In the `Eq` chapter we saw:

const EqID: Eq<User> = pipe(
N.Eq,
contramap((_: User) => _.id)
)
*/

Functors in fp-ts

How do we define a functor instance in fp-ts? Let's see some example.

The following interface represents the model of some result we get by calling some HTTP API:

interface Response<A> {
url: string
status: number
headers: Record<string, string>
body: A
}

Please note that since body is parametric, this makes Response a good candidate to find a functor instance given that Response is a an n-ary type constructor with n >= 1 (a necessary condition).

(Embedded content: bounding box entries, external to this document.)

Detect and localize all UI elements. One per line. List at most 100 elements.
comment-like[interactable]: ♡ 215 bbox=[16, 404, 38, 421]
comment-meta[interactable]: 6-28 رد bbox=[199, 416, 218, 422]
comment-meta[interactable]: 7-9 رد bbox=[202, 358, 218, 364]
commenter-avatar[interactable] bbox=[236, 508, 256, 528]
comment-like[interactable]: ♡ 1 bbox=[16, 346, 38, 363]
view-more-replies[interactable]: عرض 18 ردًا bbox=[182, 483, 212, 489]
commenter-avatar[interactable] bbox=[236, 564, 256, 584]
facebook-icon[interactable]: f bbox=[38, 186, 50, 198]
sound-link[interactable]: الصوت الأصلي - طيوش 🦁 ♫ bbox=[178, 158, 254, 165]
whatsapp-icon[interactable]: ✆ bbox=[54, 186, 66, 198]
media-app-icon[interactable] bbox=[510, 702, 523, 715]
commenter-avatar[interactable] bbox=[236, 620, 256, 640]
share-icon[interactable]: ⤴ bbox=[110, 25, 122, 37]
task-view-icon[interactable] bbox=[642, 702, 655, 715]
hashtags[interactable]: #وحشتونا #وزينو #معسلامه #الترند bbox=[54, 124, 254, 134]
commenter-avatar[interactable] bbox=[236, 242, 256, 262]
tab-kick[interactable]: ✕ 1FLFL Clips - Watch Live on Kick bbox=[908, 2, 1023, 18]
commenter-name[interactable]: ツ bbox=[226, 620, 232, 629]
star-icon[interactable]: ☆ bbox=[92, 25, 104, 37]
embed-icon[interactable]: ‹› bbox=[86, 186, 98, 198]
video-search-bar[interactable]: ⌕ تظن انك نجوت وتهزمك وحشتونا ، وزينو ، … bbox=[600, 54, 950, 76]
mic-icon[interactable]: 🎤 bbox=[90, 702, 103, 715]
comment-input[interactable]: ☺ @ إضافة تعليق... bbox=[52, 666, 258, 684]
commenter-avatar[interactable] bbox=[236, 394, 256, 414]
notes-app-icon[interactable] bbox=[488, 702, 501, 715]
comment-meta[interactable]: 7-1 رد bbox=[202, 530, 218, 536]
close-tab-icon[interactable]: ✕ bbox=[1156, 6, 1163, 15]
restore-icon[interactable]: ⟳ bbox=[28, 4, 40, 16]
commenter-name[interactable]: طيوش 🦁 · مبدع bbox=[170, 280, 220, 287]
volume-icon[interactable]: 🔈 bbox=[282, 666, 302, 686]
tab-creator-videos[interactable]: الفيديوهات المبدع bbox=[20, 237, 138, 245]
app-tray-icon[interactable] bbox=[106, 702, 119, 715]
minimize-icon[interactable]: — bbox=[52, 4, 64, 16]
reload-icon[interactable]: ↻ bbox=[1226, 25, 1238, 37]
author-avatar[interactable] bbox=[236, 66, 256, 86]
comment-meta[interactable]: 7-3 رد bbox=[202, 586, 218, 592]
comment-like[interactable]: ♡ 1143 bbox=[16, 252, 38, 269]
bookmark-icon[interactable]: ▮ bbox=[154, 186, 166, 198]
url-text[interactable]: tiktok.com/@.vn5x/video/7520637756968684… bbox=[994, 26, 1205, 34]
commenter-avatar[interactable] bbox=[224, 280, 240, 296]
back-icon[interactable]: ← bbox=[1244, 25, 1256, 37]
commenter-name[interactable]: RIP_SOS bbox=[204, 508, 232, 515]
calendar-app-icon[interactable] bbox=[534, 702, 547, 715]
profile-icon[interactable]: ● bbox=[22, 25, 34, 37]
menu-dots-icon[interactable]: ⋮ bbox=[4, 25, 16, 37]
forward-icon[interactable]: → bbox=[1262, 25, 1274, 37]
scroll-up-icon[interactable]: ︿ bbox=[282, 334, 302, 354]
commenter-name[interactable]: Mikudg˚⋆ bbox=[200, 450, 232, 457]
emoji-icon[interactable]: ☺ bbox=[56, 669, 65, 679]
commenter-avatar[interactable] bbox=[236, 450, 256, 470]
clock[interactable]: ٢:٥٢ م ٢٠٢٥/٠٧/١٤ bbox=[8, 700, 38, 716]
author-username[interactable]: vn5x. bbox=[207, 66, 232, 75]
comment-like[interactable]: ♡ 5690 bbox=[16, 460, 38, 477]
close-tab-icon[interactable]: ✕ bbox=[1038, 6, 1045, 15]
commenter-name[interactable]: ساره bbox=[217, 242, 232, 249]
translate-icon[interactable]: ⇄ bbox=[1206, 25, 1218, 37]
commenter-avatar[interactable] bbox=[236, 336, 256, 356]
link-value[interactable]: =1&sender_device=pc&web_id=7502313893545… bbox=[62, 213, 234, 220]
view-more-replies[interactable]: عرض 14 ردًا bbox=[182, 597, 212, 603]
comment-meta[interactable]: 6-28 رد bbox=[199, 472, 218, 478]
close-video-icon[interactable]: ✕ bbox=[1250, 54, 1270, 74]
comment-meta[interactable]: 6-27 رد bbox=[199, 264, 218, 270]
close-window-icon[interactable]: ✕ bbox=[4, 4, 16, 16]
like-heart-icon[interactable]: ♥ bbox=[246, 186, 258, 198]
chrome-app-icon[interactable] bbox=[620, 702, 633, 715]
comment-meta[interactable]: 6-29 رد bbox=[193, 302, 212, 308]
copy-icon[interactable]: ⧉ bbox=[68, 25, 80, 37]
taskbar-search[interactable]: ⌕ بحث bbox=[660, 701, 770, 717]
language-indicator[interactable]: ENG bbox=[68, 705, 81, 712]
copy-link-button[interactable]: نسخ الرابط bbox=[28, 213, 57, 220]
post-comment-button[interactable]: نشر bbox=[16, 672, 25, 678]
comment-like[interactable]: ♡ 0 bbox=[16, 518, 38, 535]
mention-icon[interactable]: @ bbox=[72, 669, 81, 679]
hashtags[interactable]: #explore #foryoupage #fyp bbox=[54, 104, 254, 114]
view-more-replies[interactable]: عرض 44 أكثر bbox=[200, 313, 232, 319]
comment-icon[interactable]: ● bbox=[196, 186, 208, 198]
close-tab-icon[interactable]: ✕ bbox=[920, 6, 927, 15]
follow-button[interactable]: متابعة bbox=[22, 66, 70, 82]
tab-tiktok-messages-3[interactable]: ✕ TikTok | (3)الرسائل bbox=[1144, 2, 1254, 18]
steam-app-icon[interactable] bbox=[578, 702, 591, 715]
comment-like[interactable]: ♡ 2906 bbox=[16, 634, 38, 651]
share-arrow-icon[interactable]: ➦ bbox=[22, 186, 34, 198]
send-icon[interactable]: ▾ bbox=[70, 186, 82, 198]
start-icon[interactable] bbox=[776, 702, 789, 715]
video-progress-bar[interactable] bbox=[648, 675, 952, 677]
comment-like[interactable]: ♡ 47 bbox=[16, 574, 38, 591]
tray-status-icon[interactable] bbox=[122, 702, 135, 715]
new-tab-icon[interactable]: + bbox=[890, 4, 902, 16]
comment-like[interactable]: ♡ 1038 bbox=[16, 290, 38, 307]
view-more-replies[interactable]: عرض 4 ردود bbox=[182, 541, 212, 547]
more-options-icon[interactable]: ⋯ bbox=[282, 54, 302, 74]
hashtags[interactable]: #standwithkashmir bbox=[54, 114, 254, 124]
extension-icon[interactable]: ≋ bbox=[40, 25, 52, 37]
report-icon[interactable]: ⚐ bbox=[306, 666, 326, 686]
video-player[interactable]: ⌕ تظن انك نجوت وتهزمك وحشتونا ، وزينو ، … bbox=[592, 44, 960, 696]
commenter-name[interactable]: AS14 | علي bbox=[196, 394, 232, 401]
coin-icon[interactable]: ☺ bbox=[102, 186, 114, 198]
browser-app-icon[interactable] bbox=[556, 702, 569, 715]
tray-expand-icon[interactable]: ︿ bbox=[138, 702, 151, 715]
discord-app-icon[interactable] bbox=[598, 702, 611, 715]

To define a functor instance for Response we need to define a map function along some technical details required by fp-ts.

// `Response.ts` module

import { pipe } from 'fp-ts/function'
import { Functor1 } from 'fp-ts/Functor'

declare module 'fp-ts/HKT' {
interface URItoKind<A> {
readonly Response: Response<A>
}
}

export interface Response<A> {
readonly url: string
readonly status: number
readonly headers: Record<string, string>
readonly body: A
}

export const map = <A, B>(f: (a: A) => B) => (
fa: Response<A>
): Response<B> => ({
...fa,
body: f(fa.body)
})

// functor instance for `Response<A>`
export const Functor: Functor1<'Response'> = {
URI: 'Response',
map: (fa, f) => pipe(fa, map(f))
}

Do functors solve the general problem?

Not yet. Functors allow us to compose an effectful program f with a pure program g, but g has to be a unary function, accepting one single argument. What happens if g takes two or more arguments?

Program fProgram gComposition
purepureg ∘ f
effectfulpure (unary)map(g) ∘ f
effectfulpure (n-ary, n > 1)?

To manage this circumstance we need something more, in the next chapter we'll see another important abstraction in functional programming: applicative functors.